Peter Kirk scripsit:Well, perhaps this needs to be read as disproof by reductio ad absurdum. I have shown it to be absurd to consider files to consist of one or more lines of text separated by LS, most obviously because it becomes impossible to tell whether the last line is intended to be complete or not. But Kent did imply this model of file structure when he wrote "And LS it's a separator, not a terminator, so EOF has to be a line terminator."
But if two files each consist of one or more lines of text separated by LS (but with no final LS), when they are concatenated, surely LS must be added as a separator. Similarly with paragraphs and PS.

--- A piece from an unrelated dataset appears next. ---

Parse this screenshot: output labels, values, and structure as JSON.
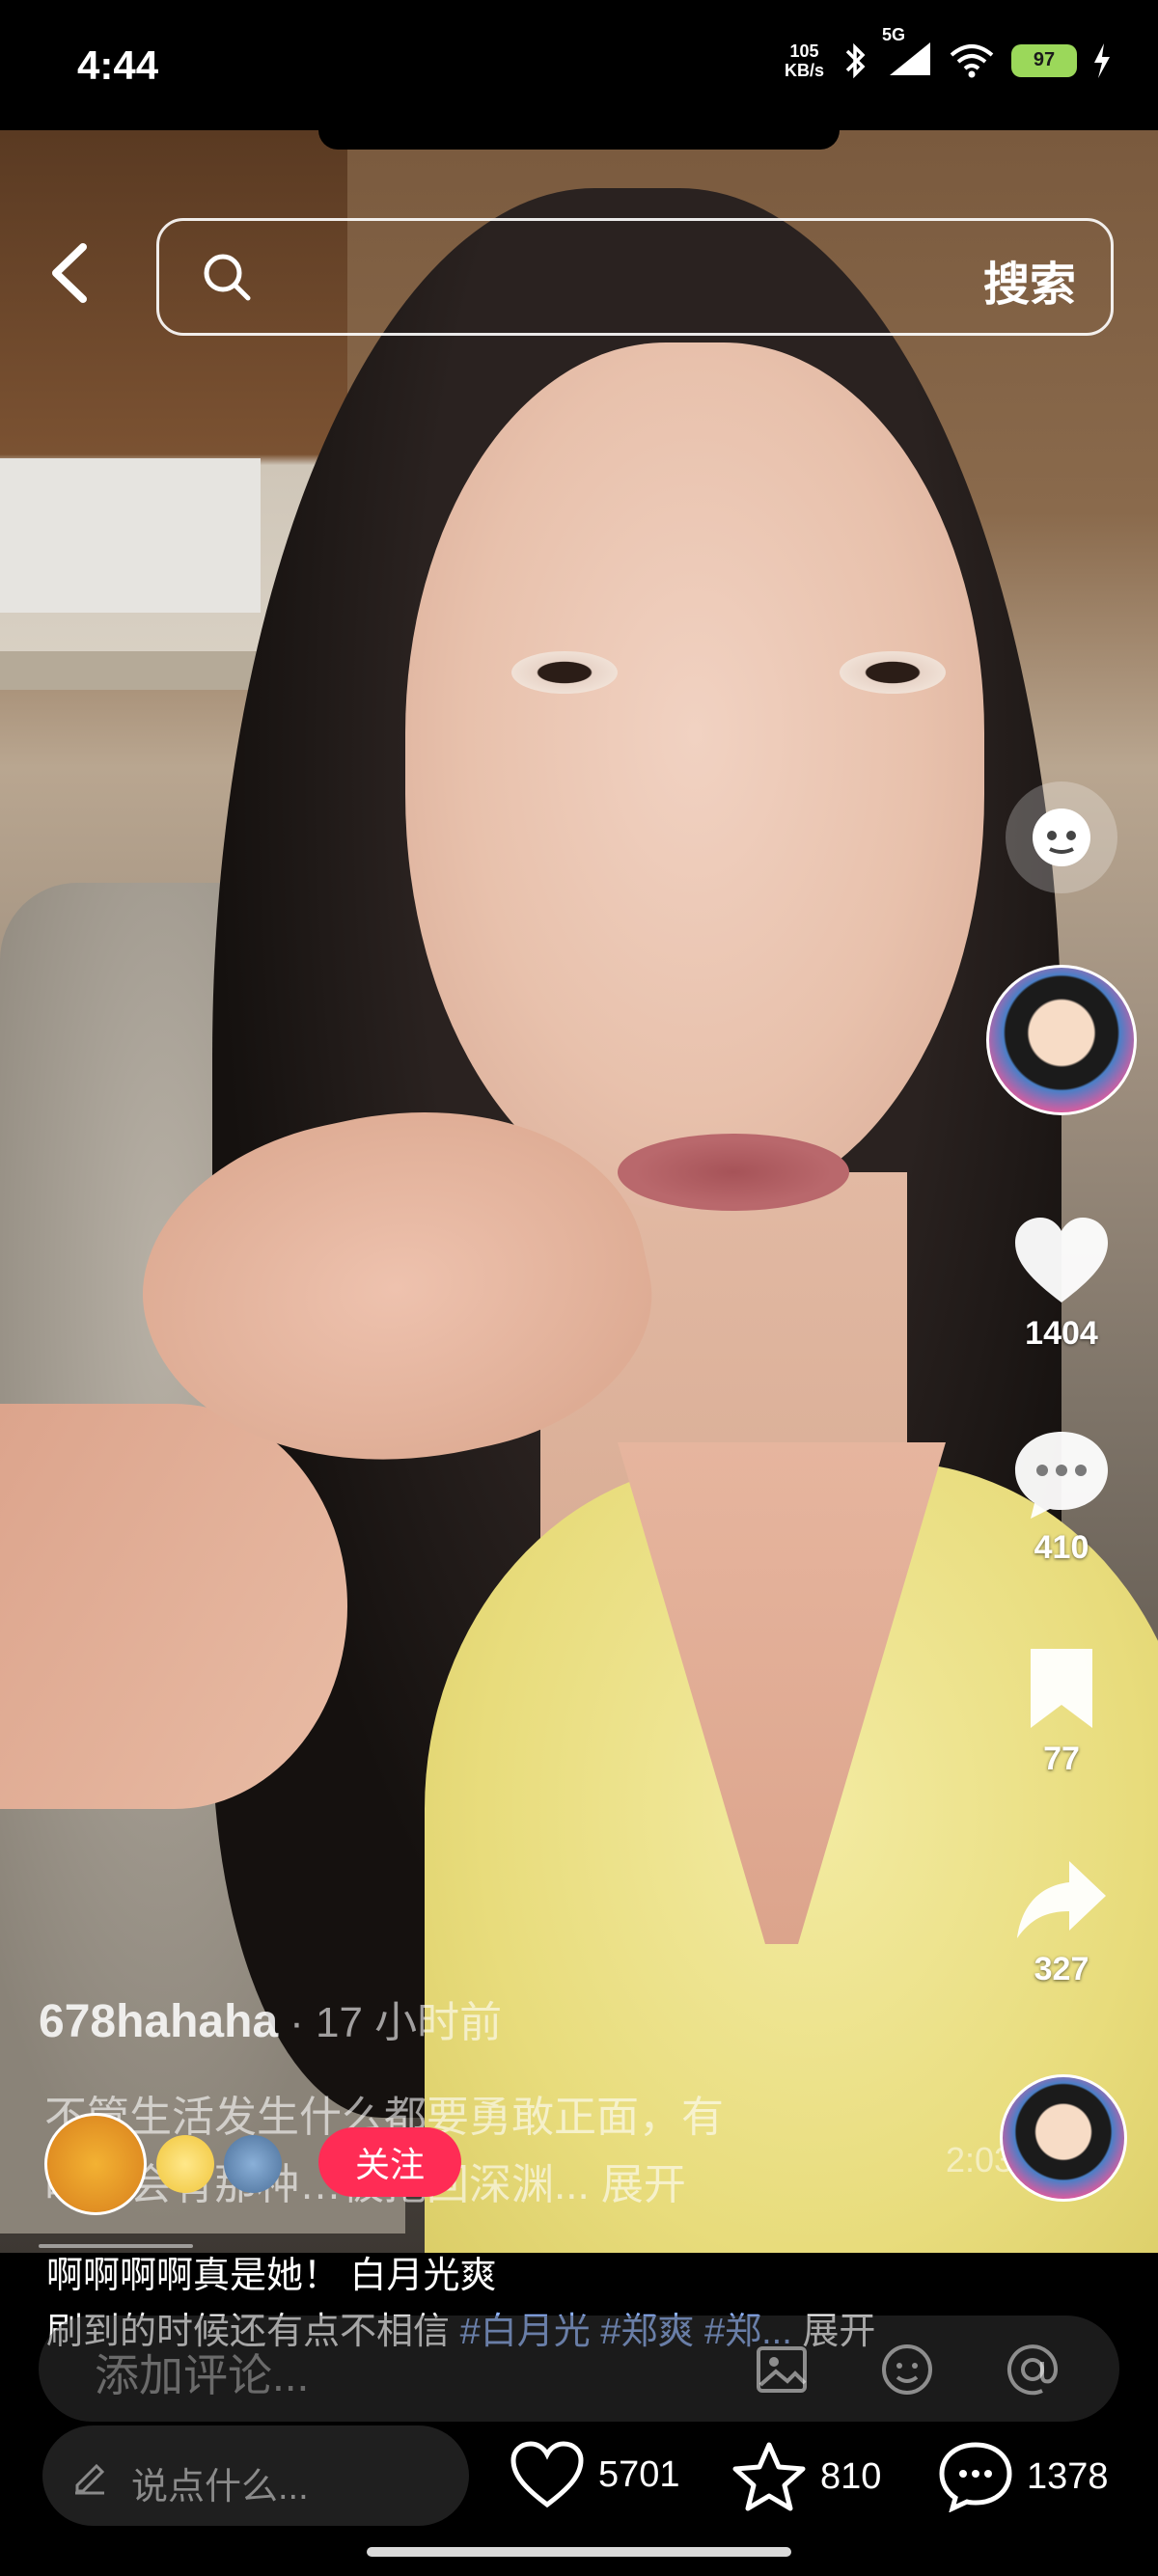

But your protasis is a petitio principii. Files may or may not consist of lines of text: a file may contain less than one line.
Way to avoid this absurd conclusion: redefine LS and PS as line and paragraph terminators, to be used at end of file when (as is normal) this corresponds to a line or paragraph end.
No doubt this is the de facto position. (The *true* de facto position, of course, is not to use LS or PS at all.)
But according to Kent's latest posting (my emphasis), "The *first* and last lines in a text file may well be partial." How can one tell, in any encoding, whether the first line is partial? And it seems that, in a file where LS is used as a separator not a terminator, EOF is a line terminator except when it isn't.